I sostenitori del presidente tunisino Kais Saied non hanno aspettato che venissero proclamati i risultati del referendum per festeggiare la vittoria nella centrale avenue Bourghiba di Tunisi. Del resto, il 25 luglio tutto si è svolto come previsto: partecipazione al 27,4% degli iscritti alle liste elettorali, il tasso più basso mai registrato in Tunisia. E oltre il 92% ha votato sì.

LA MAGGIORANZA BULGARA è solo un dettaglio, neanche inusuale sotto i regimi autoritari. Peraltro, l’atteggiamento dispotico di Kais Saied – che ha usato tutti gli strumenti pubblici durante la campagna elettorale – non si è frenato nemmeno nel giorno del voto: la televisione pubblica Watania, in violazione del silenzio elettorale, ha infatti trasmesso un’intervista al presidente di quindici minuti. L’osservatorio Chahed ha denunciato le violazioni nei seggi elettorali e il Sindacato dei giornalisti si è lamentato delle difficoltà incontrate dalla stampa nel seguire le elezioni.

Il disinteresse a livello internazionale della pericolosa evoluzione tunisina, che con questa costituzione oltre all’iperpresidenzialismo rischia di scivolare verso la repubblica islamica, ha interessato anche il voto dei tunisini all’estero, che si attesta tra il 3 e il 5% degli aventi diritto.

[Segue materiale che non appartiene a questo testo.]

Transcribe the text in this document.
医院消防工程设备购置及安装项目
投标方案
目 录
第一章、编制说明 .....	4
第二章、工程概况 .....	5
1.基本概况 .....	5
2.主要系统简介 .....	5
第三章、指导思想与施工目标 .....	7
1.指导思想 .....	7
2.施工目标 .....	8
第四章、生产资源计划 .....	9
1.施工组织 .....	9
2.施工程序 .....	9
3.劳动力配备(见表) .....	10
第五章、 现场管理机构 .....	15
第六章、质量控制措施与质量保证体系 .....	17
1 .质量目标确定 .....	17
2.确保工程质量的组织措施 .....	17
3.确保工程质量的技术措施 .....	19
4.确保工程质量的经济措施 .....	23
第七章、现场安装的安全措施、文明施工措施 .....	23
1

IN TUNISIA, L’ASTENSIONE intorno al 75 % non è dovuta al disinteresse per la politica ma all’indicazione di boicottaggio delle forze che hanno condannato la presa dei poteri da parte di Saied. Tra i quali il Fronte di salute nazionale che comprende i partiti islamisti, a cominciare da Ennahdha che ha criticato i dati sul referendum diffusi dall’Istanza superiore indipendente per le elezioni (Isie, nominata da Saied, quindi poco indipendente), chiede le dimissioni del presidente e si propone la formazione di un governo di salvezza nazionale che porti il paese a elezioni mobilitando il parlamento disciolto.

Per il boicottaggio si erano espresse anche le forze di sinistra e il Partito desturiano libero guidato da Abir Moussi, che pur affondando le radici nel passato tunisino, ha un forte supporto nel paese nordafricano. Per Moussi la consultazione è stata fraudolenta.

Il presidente Saied è contro i partiti, soprattutto quelli islamisti, perché ritiene di essere lui a realizzare gli obiettivi della Umma (comunità islamica). Tra i motivi che hanno portato a votare Sì alla nuova costituzione, secondo Sigma Conseil, un ufficio di studi e statistiche, vi sarebbe proprio l’opposizione a Ennahdha e al suo fondatore Rachid Ghannouchi.

NATURALMENTE IN QUEL 27,4% vi sono anche i sostenitori del progetto di Saied che mette fine alla situazione del passato con un uomo solo al potere. Il contenuto della costituzione non ha alimentato il dibattito del grande pubblico. E la piccola percentuale di no è basata, sempre secondo la Sigma, sul desiderio dei votanti di esprimere concretamente, con un voto, la propria opposizione e anche di rivendicare i principi fondamentali di una democrazia.

Dopo aver eliminato la costituzione del 2014 ora il presidente si propone di rifare la legge elettorale, in vista delle elezioni di dicembre. La nuova costituzione fatta su misura per e da Kais Saied rappresenta per il presidente un importante traguardo, dopo lo scioglimento del parlamento, l’istanza nazionale per la lotta contro la corruzione, il consiglio superiore della magistratura.

IN VIOLAZIONE di qualsiasi norma il presidente aveva fatto confezionare una costituzione in tre settimane ma il testo pubblicato sulla Gazzetta ufficiale non era quello consegnatogli.

Soprattutto non era stato fissato nessun quorum per la validità del referendum che dovrà regolare il funzionamento delle istituzioni tunisine negli anni a venire in sostituzione della costituzione del 2014, frutto sicuramente di compromessi ma che dopo la caduta di Ben Ali aveva ricercato un equilibrio delle istituzioni in modo da garantire un funzionamento democratico.

I limiti avevano portato a una paralisi del parlamento, ma il suo congelamento non era stata una soluzione, bensìun atto di imperio del presidente che con il referendum del 25 luglio, a un anno dal colpo di forza, ha concluso il suo golpe.